Knowledge geometry

May 23, 2012 — October 20, 2021

collective knowledge
how do science
stringology
topology

See also:

Related question: What is the shape of the vocabulary of communicating people? When do we denote new things?

1 What is the shape of collected human knowledge?

Figure 1: Visualising the Neurips paper series by Hendrik Strobelt and Benjamin Hoover Lee Campbelland Marc’Aurelio Ranzato. See the blogpost for more info)

This is vague.

I do not know how to make this idea precise yet, but I would like to spitball a few ideas about how branches of knowledge might be adjacent to each other or not, in various senses.

For example, what metric space provides a natural embedding for the articles of an encyclopedia such that things that articles that are near in (the metric of) that space possess similar subject classifications? I have seen arguments that hyperbolic and other non-euclidean geometries arise here. But then, because our monkey minds work this way, we seem to project knowledge onto 2d euclidean maps, and it seems to be at least interesting:

Figure 2

What kind of knowledge relationship mechanisms are plausible? Could you mine patent networks or theorem networks to parameterise a stochastic process for this model which made it a plausible model for theorem growth? If not, what quality does knowledge posses which this could not encapsulate? If we have a good metric on knowledge that we can learn from (e.g.) the text of papers, can we use it to discover similar research? Or to identify lacunae in knowledge that we can fill?
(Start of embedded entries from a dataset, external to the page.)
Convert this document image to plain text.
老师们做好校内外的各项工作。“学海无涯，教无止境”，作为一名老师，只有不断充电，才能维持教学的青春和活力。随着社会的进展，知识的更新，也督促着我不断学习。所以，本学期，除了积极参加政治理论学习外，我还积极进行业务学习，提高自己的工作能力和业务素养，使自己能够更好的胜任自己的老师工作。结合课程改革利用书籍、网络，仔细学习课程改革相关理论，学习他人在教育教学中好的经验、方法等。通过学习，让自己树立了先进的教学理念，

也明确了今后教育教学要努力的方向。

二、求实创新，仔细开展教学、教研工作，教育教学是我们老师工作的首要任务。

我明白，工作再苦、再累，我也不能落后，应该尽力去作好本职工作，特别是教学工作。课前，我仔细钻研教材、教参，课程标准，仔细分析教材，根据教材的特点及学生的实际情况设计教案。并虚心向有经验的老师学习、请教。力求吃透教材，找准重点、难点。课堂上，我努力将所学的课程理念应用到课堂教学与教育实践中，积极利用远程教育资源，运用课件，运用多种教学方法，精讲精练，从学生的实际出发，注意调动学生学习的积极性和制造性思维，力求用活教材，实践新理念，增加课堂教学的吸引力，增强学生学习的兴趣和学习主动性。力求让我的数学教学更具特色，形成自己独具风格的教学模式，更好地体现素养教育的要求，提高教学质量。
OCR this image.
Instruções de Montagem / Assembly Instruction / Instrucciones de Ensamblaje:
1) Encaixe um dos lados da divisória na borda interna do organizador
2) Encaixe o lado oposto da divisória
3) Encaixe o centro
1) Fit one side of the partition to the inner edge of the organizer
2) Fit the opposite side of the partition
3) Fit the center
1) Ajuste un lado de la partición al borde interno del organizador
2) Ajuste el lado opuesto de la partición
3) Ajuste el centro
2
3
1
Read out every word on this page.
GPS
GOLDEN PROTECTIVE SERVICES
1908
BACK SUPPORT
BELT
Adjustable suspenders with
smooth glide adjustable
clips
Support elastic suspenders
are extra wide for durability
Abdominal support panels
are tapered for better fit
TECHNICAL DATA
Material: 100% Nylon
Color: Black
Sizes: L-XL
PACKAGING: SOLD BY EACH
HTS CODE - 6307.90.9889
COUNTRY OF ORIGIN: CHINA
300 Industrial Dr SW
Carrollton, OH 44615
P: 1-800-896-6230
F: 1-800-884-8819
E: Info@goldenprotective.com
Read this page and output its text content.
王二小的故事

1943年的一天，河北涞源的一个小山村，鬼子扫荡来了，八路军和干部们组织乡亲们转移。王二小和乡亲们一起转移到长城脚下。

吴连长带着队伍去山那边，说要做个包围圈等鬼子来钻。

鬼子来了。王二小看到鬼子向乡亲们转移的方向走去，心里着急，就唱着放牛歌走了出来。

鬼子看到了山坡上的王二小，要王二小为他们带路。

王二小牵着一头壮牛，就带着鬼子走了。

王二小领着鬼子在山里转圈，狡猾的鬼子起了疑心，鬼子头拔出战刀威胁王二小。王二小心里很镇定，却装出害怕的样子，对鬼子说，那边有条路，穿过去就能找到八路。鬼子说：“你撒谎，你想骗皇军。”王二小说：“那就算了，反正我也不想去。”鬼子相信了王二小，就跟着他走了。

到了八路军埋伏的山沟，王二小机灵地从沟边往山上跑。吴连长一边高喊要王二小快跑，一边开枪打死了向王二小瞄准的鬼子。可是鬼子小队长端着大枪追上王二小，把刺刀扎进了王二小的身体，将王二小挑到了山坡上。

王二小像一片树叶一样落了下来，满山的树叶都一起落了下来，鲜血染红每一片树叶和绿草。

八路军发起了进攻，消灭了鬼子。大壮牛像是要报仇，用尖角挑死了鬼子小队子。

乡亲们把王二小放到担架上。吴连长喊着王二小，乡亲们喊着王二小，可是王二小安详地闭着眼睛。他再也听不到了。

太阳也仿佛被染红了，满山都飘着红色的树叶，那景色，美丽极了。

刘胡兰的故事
Figure 3: Franka Miriam Brückler’s famous map of Middle Math

Or should we think about the mechanism of knowledge generation? Can we represent knowledge as a network (or a landscape?) that accretes around agent activity? Some kind of growth process around researchers? (keywords: “models of growth aggregation”, “rough interfaces”, “growth with surface diffusion”, “nucleation”, “morphogenesis”) Is this a constrained growth problem, like the one that governs coral drills?

Investigate configuration spaces of technologies. (See configuration space of the economy.) Genotype-phenotype interactions as a model of knowledge-economic systems? What is the most basic stochastic process that would serve as a model of these?

(Practical aside: How much area must a new thesis carve out from the unmade world?)

Now, going out on a limb, consider a problem domain that looks evolutionary if you squint at it: creating mathematical theorems. Certainly Gödel and Turing invite looking at the things as symbol strings. I saw a presentation (Leibon and Rockmore 2013) suggesting that there was a natural embedding of mathematical field onto hyperbolic geometry. Sure, his data set was Wikipedia mathematical article links, and the whole idea was tongue-in-cheek. But it feels like there is something in there, if not a whole-cloth topological theory of human knowledge. Is there some process driving mathematical innovation that means that the links between fields sit so naturally in hyperbolic space? Is it some characteristic of the subject matter itself? If either of these are true, would they be true of other fields? Science in general? Philosophy? Engineering? Design? Biological fitnesses?

4 References

Andjelković, Tadić, Mitrović Dankulov, et al. 2016. Topology of Innovation Spaces in the Knowledge Networks Emerging Through Questions-And-Answers.” PLoS ONE.
Bloom, Jones, Van Reenen, et al. 2020. Are Ideas Getting Harder to Find? American Economic Review.
Iacopini, Milojević, and Latora. 2018. Network Dynamics of Innovation Processes.” Physical Review Letters.
König, Battiston, Napoletano, et al. 2011. Recombinant Knowledge and the Evolution of Innovation Networks.” Journal of Economic Behavior & Organization.
Leibon, and Rockmore. 2013. Orienteering in Knowledge Spaces: The Hyperbolic Geometry of Wikipedia Mathematics.” PLoS ONE.
Loreto, Servedio, Strogatz, et al. 2016. Dynamics on Expanding Spaces: Modeling the Emergence of Novelties.” In Creativity and Universality in Language. Lecture Notes in Morphogenesis.
Napolitano, Evangelou, Pugliese, et al. n.d. Technology Networks: The Autocatalytic Origins of Innovation.” Royal Society Open Science.
Tadić, Dankulov, and Melnik. 2017. Mechanisms of self-organized criticality in social processes of knowledge creation.” Physical Review. E.
Thorngate, Liu, and Chowdhury. 2011. “The Competition for Attention and the Evolution of Science.” Journal of Artificial Societies and Social Simulation.